Value of Price Transparency Questioned

Publishing testing prices in electronic ordering systems for inpatients may not lead to significant changes in clinician ordering behavior or associated fees, according to a study published April 21 in JAMA Internal Medicine. However, small changes were seen in ordering for patients in the intensive care unit and in higher fee tests. The authors say this suggests that more targeted price transparency interventions may have more impact.

"The price transparency intervention in this study was always displayed regardless of the clinical scenario," explain the authors led by Mina Sedrak, M.D., from the City of Hope Cancer Center in Duarte, Calif. "The presence of this information for appropriate tests may have diminished its impact when tests were inappropriate."

The study was conducted as part of the Pragmatic Randomized Introduction of Cost data through the Electronic health record (PRICE) trial. It assessed the effect of displaying Medicare allowable fees for 30 inpatient laboratory tests on clinician ordering behavior over a one-year period at three Philadelphia hospitals, representing 98,529 patients and 142,921 hospital admissions.

The 30 tests in the intervention were selected from a list of 30 high volume and 30 more expensive tests based on 2014 charges. Tests were then grouped by tests that could be ordered individually, as a panel, or as tests with similar alternatives in order to avoid situations where clinicians would have price transparency for only a part of a group. (For example, basic metabolic panels of varying sizes, as well as the individual tests they comprised, were grouped together.) Finally, stratified randomization occurred with the top quartile of higher volume tests followed by the top quartile of the more expensive tests followed by the remaining tests.
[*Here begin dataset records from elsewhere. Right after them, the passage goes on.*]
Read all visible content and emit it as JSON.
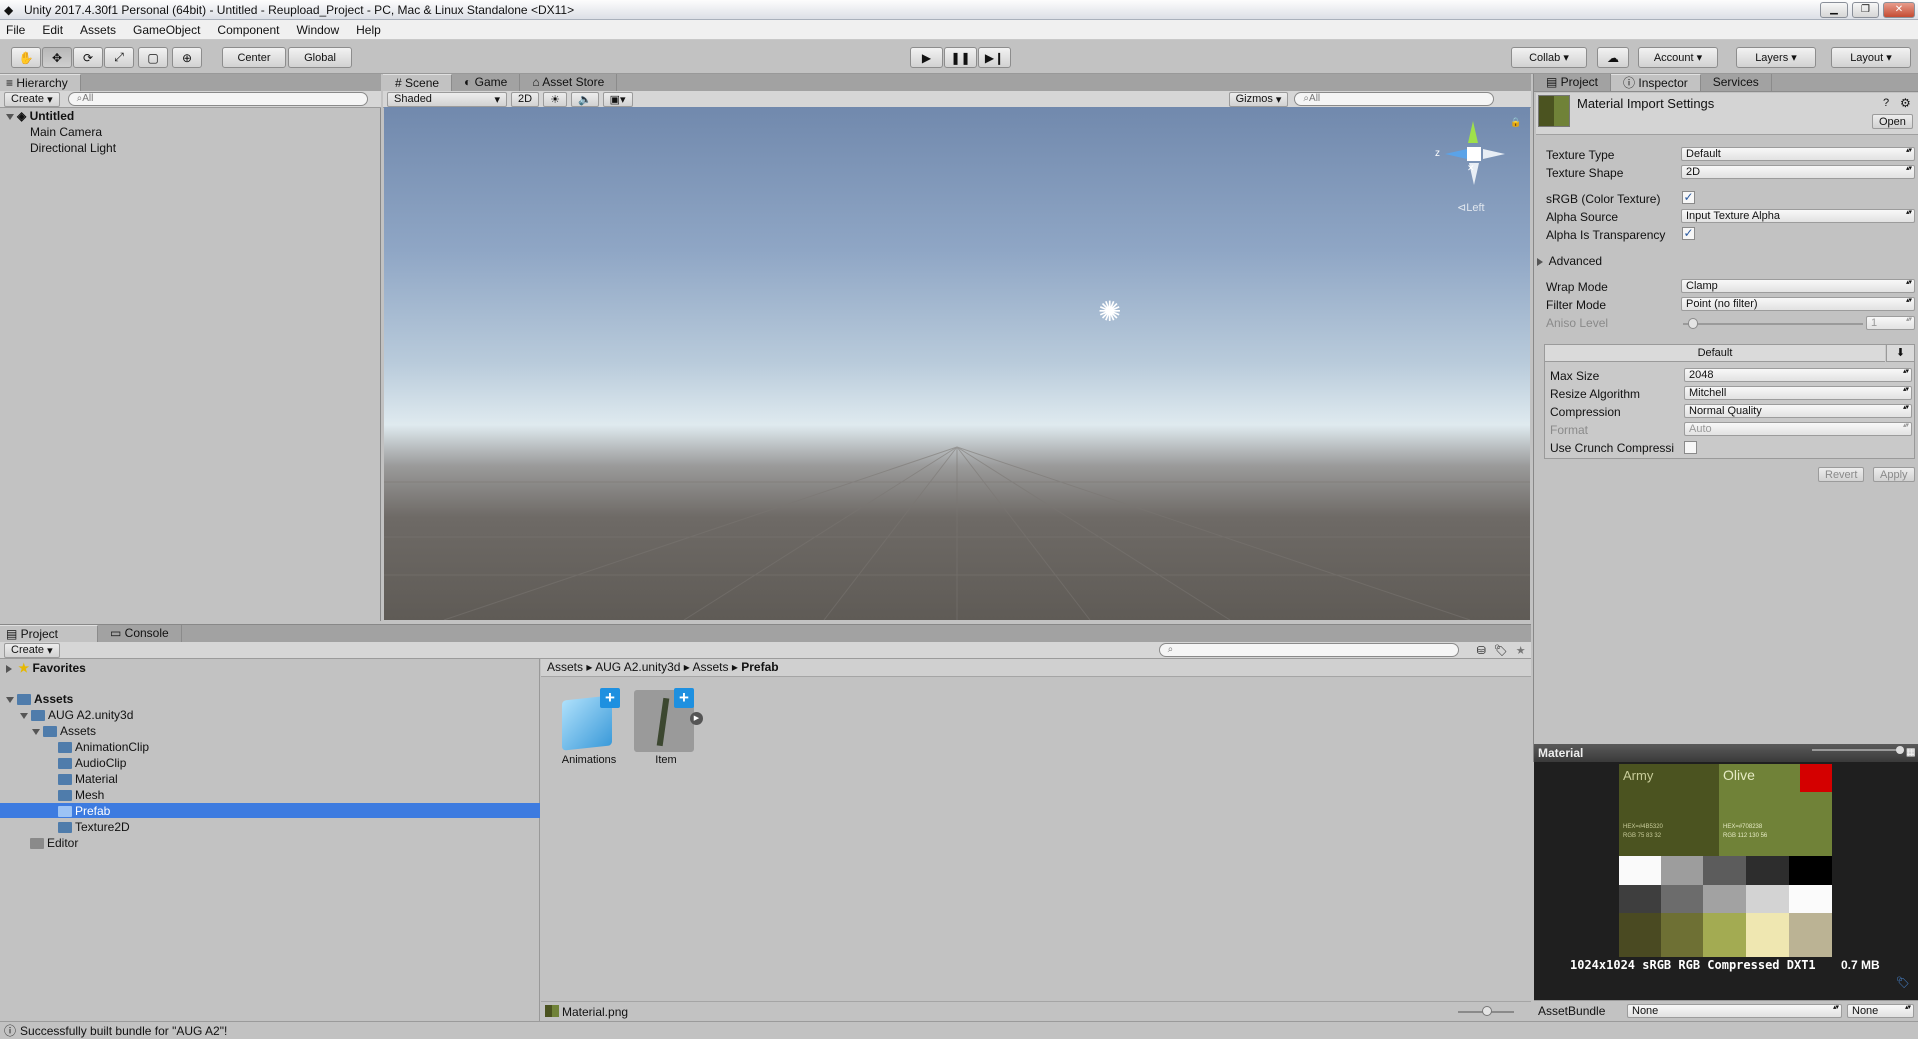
{
  "window": {
    "title": "Unity 2017.4.30f1 Personal (64bit) - Untitled - Reupload_Project - PC, Mac & Linux Standalone <DX11>"
  },
  "menu": [
    "File",
    "Edit",
    "Assets",
    "GameObject",
    "Component",
    "Window",
    "Help"
  ],
  "toolbar": {
    "pivot": "Center",
    "space": "Global",
    "collab": "Collab",
    "account": "Account",
    "layers": "Layers",
    "layout": "Layout"
  },
  "hierarchy": {
    "tab": "Hierarchy",
    "create": "Create",
    "search_placeholder": "All",
    "scene": "Untitled",
    "items": [
      "Main Camera",
      "Directional Light"
    ]
  },
  "scene_tabs": {
    "scene": "Scene",
    "game": "Game",
    "asset_store": "Asset Store",
    "shading": "Shaded",
    "mode_2d": "2D",
    "gizmos": "Gizmos",
    "search_placeholder": "All",
    "gizmo_label": "Left",
    "gizmo_z": "z"
  },
  "inspector": {
    "tabs": [
      "Project",
      "Inspector",
      "Services"
    ],
    "title": "Material Import Settings",
    "open": "Open",
    "texture_type_label": "Texture Type",
    "texture_type": "Default",
    "texture_shape_label": "Texture Shape",
    "texture_shape": "2D",
    "srgb_label": "sRGB (Color Texture)",
    "alpha_source_label": "Alpha Source",
    "alpha_source": "Input Texture Alpha",
    "alpha_transparency_label": "Alpha Is Transparency",
    "advanced": "Advanced",
    "wrap_mode_label": "Wrap Mode",
    "wrap_mode": "Clamp",
    "filter_mode_label": "Filter Mode",
    "filter_mode": "Point (no filter)",
    "aniso_label": "Aniso Level",
    "aniso_value": "1",
    "platform_tab": "Default",
    "max_size_label": "Max Size",
    "max_size": "2048",
    "resize_label": "Resize Algorithm",
    "resize": "Mitchell",
    "compression_label": "Compression",
    "compression": "Normal Quality",
    "format_label": "Format",
    "format": "Auto",
    "crunch_label": "Use Crunch Compressi",
    "revert": "Revert",
    "apply": "Apply"
  },
  "preview": {
    "header": "Material",
    "swatch_army": "Army",
    "swatch_olive": "Olive",
    "army_hex": "HEX=#4B5320",
    "army_rgb": "RGB 75 83 32",
    "olive_hex": "HEX=#708238",
    "olive_rgb": "RGB 112 130 56",
    "info": "1024x1024 sRGB  RGB Compressed DXT1",
    "size": "0.7 MB",
    "assetbundle_label": "AssetBundle",
    "assetbundle_value": "None",
    "variant_value": "None"
  },
  "project": {
    "tabs": [
      "Project",
      "Console"
    ],
    "create": "Create",
    "favorites": "Favorites",
    "assets_root": "Assets",
    "tree": [
      {
        "label": "AUG A2.unity3d",
        "depth": 1
      },
      {
        "label": "Assets",
        "depth": 2
      },
      {
        "label": "AnimationClip",
        "depth": 3
      },
      {
        "label": "AudioClip",
        "depth": 3
      },
      {
        "label": "Material",
        "depth": 3
      },
      {
        "label": "Mesh",
        "depth": 3
      },
      {
        "label": "Prefab",
        "depth": 3,
        "selected": true
      },
      {
        "label": "Texture2D",
        "depth": 3
      },
      {
        "label": "Editor",
        "depth": 1
      }
    ],
    "breadcrumb": [
      "Assets",
      "AUG A2.unity3d",
      "Assets",
      "Prefab"
    ],
    "grid_items": [
      "Animations",
      "Item"
    ],
    "footer_file": "Material.png"
  },
  "status": {
    "message": "Successfully built bundle for \"AUG A2\"!"
  },
  "colors": {
    "army": "#4B5320",
    "olive": "#708238",
    "selection": "#3d7be0",
    "red": "#d40000"
  }
}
At implementation, clinicians were told this was part of a health system–wide initiative to improve high value care and they were required to acknowledge a 1-time message within the electronic health record system.

The researchers found that there were no significant changes in overall test ordering behavior. In the intervention period, the mean number of tests ordered per patient-day was 2.34 in the control group and 4.01 in the intervention group versus 2.31 and 3.93, respectively in the one-year pre-intervention period. However, a small but significant decrease in test ordering was seen in patients with ICU stays and amongst the top quartile of the most expensive tests.

"Because health care decisions are changing more rapidly in this [ICU] setting, clinicians may be less likely to rely on repeating orders and therefore may have been exposed to the intervention more often," write the authors. "Future efforts might also consider pairing price transparency information with changing the default setting in the EHR so clinicians cannot order repeating laboratory testing for an extended duration."

Takeaway: Overall, studies examining price transparency’s effect on test ordering remain inconclusive. This study suggests future efforts examine interventions without standing orders and targeting pricing information to clinical situations where a test may be unnecessary.